Les autorités locales avaient interdit toutes les manifestations en ce jour-anniversaire parce qu’elles “interviennent après le retour de la sécurité et de la quiétude dans la province”, selon leur communiqué officiel. Elles ont aussi affirmé que les manifestations annoncées ne “respectaient pas les procédures légales”.

Les partisans du mouvement de contestation “ont essayé de manifester mais la police les a empêchés de se rassembler”, explique un jeune homme de 19 ans sous couvert d’anonymat. Dimanche, le centre-ville était complètement calme et le dispositif des forces de l’ordre avait été allégé.

“Le mois (d’octobre) a été calme, mais il y a eu des contestations hier (samedi) dans le centre”, a déclaré à l’AFP un commerçant de 45 ans, qui accepte de parler sous condition d’anonymat dans une ville très surveillée par les autorités. Quelques accrochages et arrestations ont eu lieu, rapporte un photographe de l’AFP.

Vague d’arrestations

Le 28 octobre 2016, la mort effroyable de Mouhcine Fikri – broyé dans une benne à ordures en tentant de récupérer sa marchandise confisquée par les autorités – a suscité une indignation populaire profonde. Plusieurs mois de manifestations s’en sont suivis. Les contestataires y dénonçaient la “marginalisation” de la région du Rif.

Interpellées, les autorités ont alors promis de relancer les projets de développement et ont sanctionné des responsables accusés d’avoir entravé certains projets. Parallèlement de nombreux militants ont aussi été arrêtés.

Le comité de soutien des prisonniers du Hirak – la mouvance, le nom donné localement au mouvement de contestation – avait appelé à manifester samedi en mémoire de Mouhcine Fikri mais aussi pour la libération des détenus.

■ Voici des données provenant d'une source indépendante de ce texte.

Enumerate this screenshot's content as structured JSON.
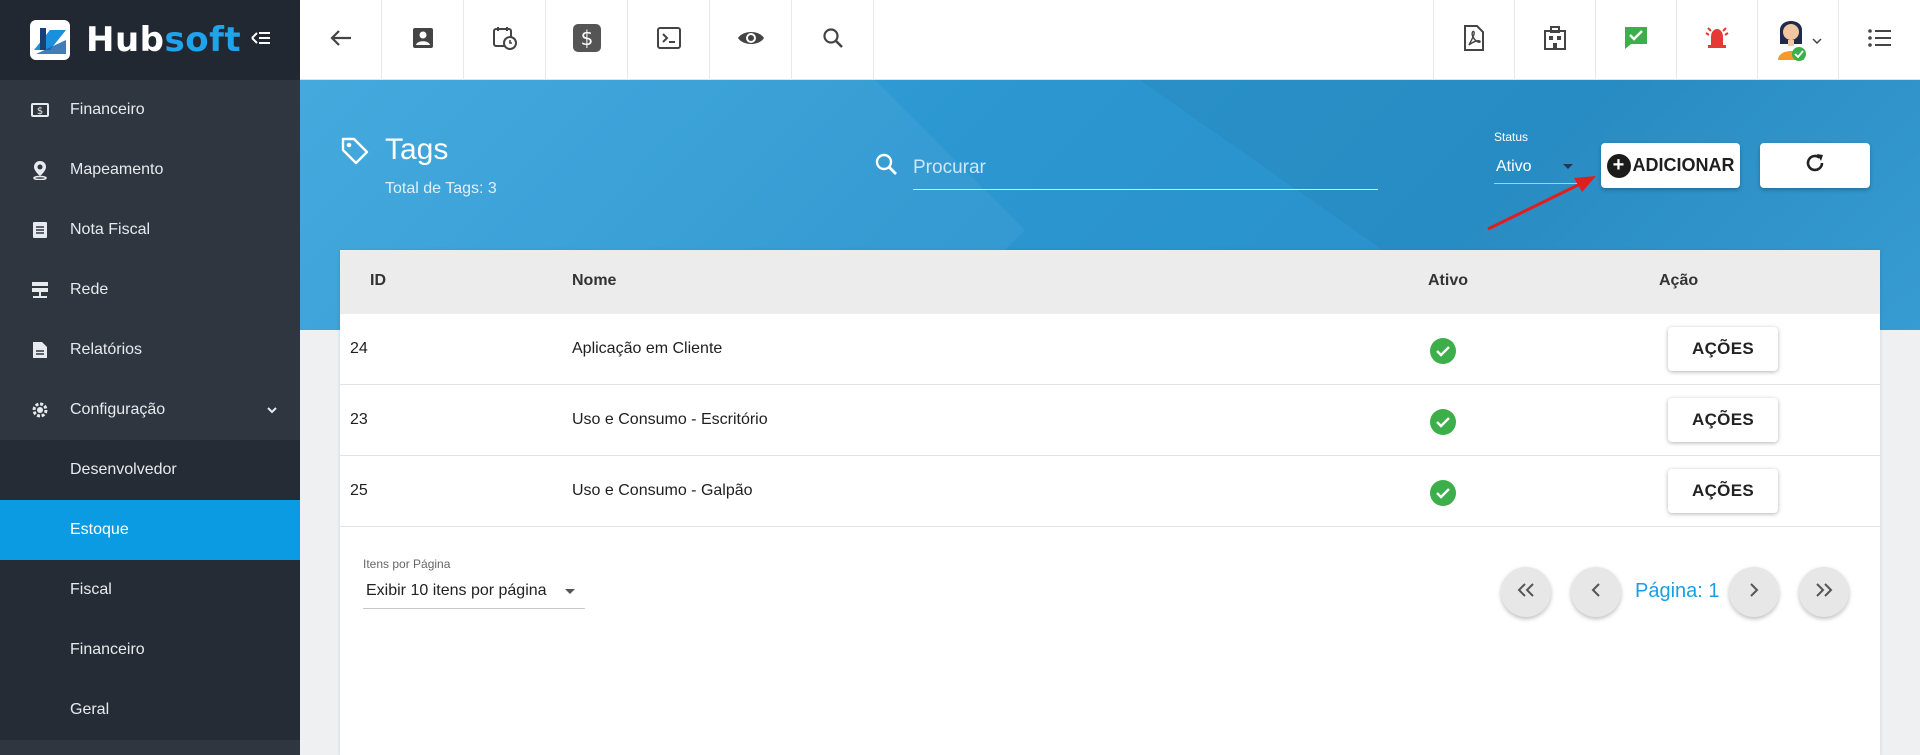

Entre 200 et 300 militants ont été arrêtés ces derniers mois, selon les sources. Certains ont déjà été condamnés à de lourdes peines de prison, d’autres attendent leur procès.

Limogeages

Vendredi, le père du vendeur de poisson avait aussi fait part de son “rejet catégorique de l’exploitation du décès de son fils à des fins suspectes”, dans un communiqué relayé par l’agence de presse officielle marocaine MAP.

Sa déclaration était intervenue trois jours après la décision du roi du Maroc Mohammed VI de limoger plusieurs ministres et hauts responsables, après un rapport énumérant des “dysfonctionnements” dans le programme de développement destiné à Al-Hoceïma, un des motifs de colère des contestataires du Rif.

“Les choses ont l’air de s’arranger”, estime Mohamed, 65 ans, quincaillier et père de sept enfants qui veut “rester optimiste” et “voit le futur positivement”. “Pour l’instant rien n’a changé: il nous faut des hôpitaux, du travail et la liberté”, tempère un homme de 29 ans qui survit grâce à des petits boulots.

“Le limogeage des ministres est une bonne chose (…) Le futur dépendra du prochain gouvernement, soit ça s’arrange, soit ça empire”, avertit pour sa part le jeune homme de 19 ans, qui contrairement à beaucoup à Al-Hoceïma est tout à fait prêt à parler “politique”. Mais sous couvert d’anonymat.